在估计人口平均多基因评分史的背景下评估arg估计方法。

估计基因组边缘结瘤树的可扩展方法为研究进化提供了新的机会，并产生了相当大的兴奋，新方法将可扩展性扩展到数千个样本。可用方法的基准测试揭示了准确性和可扩展性之间的一般权衡，但下游应用程序的性能并不总是容易从一般性能测量中预测出来，这表明ARG的特定功能可能对估计ARG的特定下游应用程序很重要。为了说明这一点，我们将ARG估计方法与一组特定的方法进行了比较，这些方法使用由祖先重组图（ARG）编码的边缘聚结树来估计种群平均多基因得分（PGS）的历史时间过程。本文研究了ARGweaver、RENT+、Relate、tsinfer+tsdate、ARG- needle、asmc - cluster和SINGER等7种ARG估计方法的模拟性能，使用它们估计的聚结树，并检查了下游方法的偏差、均方误差（MSE）、置信区间覆盖率和I型和II型错误率。尽管它不能扩展到其他新方法所能达到的样本量，但SINGER在许多情况下产生了最准确的PGS历史估计，即使当Relate、tsinfer+tsdate、ARG-Needle和ASMC-clust使用的样本是SINGER的10倍或更多时也是如此。一般来说，方法的最佳选择取决于可用样本的数量和感兴趣的历史时间段。特别是，当对最近的过去感兴趣时，Relate、tsinfer+tsdate、ARG-Needle和ASMC-clust所允许的前所未有的样本量是最重要的——更早的时候，树的大部分已经合并，当代样本量的差异不那么显著。

本文章由计算机程序翻译，如有差异，请以英文原文为准。

求助全文

约1分钟内获得全文求助全文

来源期刊

Genetics GENETICS & HEREDITY-

CiteScore

6.90

自引率

6.10%

发文量

177

审稿时长

1.5 months

期刊介绍： GENETICS is published by the Genetics Society of America, a scholarly society that seeks to deepen our understanding of the living world by advancing our understanding of genetics. Since 1916, GENETICS has published high-quality, original research presenting novel findings bearing on genetics and genomics. The journal publishes empirical studies of organisms ranging from microbes to humans, as well as theoretical work. While it has an illustrious history, GENETICS has changed along with the communities it serves: it is not your mentor''s journal. The editors make decisions quickly – in around 30 days – without sacrificing the excellence and scholarship for which the journal has long been known. GENETICS is a peer reviewed, peer-edited journal, with an international reach and increasing visibility and impact. All editorial decisions are made through collaboration of at least two editors who are practicing scientists.
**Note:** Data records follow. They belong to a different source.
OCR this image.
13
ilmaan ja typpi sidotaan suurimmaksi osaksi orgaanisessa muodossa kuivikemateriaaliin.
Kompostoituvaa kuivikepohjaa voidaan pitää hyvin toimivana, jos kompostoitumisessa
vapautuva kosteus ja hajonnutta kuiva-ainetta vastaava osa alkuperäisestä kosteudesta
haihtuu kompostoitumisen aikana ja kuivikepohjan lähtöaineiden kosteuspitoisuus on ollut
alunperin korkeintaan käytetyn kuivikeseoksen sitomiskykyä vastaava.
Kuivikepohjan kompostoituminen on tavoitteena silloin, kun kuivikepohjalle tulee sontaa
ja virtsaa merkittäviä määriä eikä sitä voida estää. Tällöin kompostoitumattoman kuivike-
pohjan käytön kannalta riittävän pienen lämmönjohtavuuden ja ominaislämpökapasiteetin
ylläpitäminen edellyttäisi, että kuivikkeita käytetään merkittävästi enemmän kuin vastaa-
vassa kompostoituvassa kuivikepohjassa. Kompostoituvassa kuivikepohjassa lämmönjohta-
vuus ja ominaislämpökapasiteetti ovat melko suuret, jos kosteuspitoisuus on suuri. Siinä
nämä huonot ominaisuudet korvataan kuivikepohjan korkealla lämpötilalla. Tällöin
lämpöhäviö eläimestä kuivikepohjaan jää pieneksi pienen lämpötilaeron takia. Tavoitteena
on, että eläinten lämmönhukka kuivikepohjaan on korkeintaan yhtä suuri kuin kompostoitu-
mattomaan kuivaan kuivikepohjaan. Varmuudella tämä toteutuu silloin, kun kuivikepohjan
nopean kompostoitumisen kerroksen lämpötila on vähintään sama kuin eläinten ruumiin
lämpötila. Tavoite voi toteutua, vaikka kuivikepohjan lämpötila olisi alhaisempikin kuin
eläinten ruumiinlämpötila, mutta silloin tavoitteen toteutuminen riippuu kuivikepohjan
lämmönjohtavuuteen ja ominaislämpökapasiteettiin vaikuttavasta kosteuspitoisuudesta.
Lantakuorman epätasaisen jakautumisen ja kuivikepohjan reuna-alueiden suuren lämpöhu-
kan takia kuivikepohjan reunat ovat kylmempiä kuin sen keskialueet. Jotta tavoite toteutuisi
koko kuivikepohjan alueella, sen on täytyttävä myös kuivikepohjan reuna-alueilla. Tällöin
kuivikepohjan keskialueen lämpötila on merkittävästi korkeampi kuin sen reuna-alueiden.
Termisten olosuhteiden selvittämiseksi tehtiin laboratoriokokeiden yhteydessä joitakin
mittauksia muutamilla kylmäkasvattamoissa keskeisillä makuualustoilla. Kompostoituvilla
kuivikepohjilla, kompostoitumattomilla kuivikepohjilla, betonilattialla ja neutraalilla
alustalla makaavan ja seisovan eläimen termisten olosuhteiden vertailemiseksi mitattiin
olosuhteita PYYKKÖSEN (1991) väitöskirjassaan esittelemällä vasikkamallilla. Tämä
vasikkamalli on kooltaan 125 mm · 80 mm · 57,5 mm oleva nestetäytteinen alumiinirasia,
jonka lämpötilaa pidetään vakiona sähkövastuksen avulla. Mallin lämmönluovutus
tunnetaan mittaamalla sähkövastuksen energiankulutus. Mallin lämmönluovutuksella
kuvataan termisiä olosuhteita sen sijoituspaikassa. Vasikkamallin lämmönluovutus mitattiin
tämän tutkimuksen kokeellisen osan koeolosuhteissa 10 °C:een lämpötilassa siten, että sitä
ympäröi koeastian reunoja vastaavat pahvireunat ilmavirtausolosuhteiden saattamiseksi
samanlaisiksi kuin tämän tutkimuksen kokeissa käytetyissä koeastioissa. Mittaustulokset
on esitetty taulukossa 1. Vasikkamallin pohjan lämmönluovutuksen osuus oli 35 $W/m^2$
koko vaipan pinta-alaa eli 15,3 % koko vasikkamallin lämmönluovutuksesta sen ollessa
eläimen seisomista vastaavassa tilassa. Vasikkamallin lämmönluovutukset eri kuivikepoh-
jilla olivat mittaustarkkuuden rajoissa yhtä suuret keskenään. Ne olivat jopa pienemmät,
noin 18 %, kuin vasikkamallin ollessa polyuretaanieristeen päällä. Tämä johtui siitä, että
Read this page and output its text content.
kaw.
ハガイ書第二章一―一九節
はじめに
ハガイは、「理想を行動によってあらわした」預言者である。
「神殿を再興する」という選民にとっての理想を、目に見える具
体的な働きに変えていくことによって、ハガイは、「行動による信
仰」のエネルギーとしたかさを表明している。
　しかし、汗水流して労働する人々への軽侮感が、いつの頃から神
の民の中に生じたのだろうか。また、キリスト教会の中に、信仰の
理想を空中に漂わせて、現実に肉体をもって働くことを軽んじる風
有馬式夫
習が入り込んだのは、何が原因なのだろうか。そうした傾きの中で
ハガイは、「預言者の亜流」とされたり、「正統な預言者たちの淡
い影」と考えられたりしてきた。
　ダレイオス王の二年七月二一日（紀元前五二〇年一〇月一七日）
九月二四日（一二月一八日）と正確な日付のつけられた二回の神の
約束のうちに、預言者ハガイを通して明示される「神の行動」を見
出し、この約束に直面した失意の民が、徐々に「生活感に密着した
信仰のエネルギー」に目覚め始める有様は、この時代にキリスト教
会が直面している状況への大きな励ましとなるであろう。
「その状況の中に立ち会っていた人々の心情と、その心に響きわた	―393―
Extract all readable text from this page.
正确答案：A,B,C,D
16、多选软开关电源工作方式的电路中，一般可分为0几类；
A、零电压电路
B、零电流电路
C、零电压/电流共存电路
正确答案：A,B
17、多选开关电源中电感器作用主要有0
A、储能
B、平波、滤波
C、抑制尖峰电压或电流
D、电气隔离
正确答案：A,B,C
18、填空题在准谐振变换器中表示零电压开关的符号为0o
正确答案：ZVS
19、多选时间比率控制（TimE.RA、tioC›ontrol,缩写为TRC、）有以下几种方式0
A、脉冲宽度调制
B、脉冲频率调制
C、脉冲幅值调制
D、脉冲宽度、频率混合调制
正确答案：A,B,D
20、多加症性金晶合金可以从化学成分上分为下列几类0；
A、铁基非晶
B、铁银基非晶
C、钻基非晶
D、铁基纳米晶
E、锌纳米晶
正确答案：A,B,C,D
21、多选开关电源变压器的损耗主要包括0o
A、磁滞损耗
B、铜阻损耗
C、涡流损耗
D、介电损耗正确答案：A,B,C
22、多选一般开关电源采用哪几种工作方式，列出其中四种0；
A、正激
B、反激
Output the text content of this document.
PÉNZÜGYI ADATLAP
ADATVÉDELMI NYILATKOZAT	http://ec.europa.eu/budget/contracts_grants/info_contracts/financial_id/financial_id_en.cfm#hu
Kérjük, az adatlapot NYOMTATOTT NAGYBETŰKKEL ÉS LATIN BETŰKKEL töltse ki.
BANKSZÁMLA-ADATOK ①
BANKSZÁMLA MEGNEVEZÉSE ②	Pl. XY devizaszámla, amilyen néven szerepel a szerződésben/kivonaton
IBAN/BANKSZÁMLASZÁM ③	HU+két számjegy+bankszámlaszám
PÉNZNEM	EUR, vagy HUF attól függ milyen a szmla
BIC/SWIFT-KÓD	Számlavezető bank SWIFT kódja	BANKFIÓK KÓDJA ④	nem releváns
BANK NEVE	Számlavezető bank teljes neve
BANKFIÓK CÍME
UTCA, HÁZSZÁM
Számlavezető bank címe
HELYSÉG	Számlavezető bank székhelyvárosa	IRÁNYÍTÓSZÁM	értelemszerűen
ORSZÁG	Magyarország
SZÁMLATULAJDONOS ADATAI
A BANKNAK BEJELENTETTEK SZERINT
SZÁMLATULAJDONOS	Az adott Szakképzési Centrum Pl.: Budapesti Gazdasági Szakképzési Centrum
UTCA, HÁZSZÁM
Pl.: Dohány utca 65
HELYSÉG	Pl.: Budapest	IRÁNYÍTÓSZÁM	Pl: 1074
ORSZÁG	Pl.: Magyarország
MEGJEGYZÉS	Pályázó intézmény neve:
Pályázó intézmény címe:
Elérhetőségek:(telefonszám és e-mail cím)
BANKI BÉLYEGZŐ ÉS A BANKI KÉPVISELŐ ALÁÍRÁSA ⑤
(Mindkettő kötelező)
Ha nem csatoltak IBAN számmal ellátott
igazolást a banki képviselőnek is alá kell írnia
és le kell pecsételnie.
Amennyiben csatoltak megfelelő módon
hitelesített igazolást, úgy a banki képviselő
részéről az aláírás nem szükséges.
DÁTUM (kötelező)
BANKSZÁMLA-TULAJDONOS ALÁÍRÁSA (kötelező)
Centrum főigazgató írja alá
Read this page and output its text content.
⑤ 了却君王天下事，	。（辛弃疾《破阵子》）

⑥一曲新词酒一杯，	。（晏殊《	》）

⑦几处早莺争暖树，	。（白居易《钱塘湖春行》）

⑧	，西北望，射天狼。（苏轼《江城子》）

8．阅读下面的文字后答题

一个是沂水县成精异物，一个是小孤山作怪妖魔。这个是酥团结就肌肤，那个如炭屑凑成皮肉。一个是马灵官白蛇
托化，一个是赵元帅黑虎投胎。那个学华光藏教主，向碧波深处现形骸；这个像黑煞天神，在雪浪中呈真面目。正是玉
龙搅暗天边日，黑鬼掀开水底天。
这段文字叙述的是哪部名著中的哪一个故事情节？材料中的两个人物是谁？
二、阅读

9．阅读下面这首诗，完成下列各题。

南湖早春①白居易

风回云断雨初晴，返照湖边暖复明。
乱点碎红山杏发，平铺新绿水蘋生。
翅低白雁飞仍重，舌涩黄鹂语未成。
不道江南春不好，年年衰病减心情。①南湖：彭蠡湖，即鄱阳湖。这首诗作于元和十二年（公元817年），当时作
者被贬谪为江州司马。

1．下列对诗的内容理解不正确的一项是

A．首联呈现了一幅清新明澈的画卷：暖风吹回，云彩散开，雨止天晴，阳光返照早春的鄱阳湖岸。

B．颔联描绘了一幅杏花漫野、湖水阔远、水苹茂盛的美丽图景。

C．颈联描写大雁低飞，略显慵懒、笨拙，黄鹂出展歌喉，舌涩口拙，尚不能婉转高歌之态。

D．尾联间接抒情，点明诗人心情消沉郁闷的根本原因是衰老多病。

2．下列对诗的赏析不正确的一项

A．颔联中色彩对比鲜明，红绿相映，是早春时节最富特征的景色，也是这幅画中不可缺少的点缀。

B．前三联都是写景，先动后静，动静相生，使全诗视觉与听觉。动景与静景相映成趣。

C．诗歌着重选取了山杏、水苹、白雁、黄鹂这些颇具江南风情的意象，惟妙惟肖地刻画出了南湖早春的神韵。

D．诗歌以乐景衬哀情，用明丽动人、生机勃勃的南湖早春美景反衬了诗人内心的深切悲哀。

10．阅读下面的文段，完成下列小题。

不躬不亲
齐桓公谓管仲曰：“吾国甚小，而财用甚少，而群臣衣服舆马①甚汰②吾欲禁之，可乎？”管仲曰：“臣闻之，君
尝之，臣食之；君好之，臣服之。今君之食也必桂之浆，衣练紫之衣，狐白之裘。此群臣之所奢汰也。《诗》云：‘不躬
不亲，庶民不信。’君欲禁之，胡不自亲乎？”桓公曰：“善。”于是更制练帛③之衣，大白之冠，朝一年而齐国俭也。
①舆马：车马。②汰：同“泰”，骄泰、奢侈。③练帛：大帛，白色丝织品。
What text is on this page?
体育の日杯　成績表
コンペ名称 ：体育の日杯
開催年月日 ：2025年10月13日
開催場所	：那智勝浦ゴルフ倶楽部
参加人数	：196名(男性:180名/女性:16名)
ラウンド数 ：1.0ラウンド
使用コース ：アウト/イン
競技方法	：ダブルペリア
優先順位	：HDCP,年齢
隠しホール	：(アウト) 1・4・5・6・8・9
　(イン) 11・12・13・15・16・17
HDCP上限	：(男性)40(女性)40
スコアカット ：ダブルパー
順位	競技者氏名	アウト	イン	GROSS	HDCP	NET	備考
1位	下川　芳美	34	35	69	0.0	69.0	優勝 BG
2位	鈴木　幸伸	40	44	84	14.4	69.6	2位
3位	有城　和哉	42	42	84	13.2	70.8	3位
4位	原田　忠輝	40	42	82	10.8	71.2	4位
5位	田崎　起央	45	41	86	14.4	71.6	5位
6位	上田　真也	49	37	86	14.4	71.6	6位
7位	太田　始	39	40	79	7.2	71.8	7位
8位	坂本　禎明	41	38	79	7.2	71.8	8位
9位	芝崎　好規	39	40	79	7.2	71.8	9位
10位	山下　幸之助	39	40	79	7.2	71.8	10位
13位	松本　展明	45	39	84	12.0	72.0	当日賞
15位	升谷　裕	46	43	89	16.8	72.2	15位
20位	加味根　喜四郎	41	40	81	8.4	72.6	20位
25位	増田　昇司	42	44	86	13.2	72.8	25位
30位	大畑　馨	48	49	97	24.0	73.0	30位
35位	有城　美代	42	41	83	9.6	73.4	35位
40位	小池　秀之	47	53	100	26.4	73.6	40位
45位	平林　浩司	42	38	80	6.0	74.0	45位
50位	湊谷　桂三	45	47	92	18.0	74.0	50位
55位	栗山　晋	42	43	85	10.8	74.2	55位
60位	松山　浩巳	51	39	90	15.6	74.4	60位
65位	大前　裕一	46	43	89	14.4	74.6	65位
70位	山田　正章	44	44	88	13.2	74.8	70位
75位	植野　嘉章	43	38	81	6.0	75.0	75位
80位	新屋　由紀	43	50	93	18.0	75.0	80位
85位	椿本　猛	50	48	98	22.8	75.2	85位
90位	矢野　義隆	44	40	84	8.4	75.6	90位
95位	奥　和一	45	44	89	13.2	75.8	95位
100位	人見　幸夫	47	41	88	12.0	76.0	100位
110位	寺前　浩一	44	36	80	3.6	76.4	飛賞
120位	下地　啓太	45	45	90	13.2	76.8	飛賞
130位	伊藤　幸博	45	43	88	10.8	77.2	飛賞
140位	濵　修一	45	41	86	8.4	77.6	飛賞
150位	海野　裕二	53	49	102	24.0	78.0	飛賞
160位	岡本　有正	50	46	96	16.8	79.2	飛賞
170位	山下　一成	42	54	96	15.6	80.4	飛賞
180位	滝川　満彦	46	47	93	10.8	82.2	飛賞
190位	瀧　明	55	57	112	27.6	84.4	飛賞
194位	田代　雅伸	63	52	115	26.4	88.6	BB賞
GENETICS is constantly innovating: expanded types of content include Reviews, Commentary (current issues of interest to geneticists), Perspectives (historical), Primers (to introduce primary literature into the classroom), Toolbox Reviews, plus YeastBook, FlyBook, and WormBook (coming spring 2016). For particularly time-sensitive results, we publish Communications. As part of our mission to serve our communities, we''ve published thematic collections, including Genomic Selection, Multiparental Populations, Mouse Collaborative Cross, and the Genetics of Sex.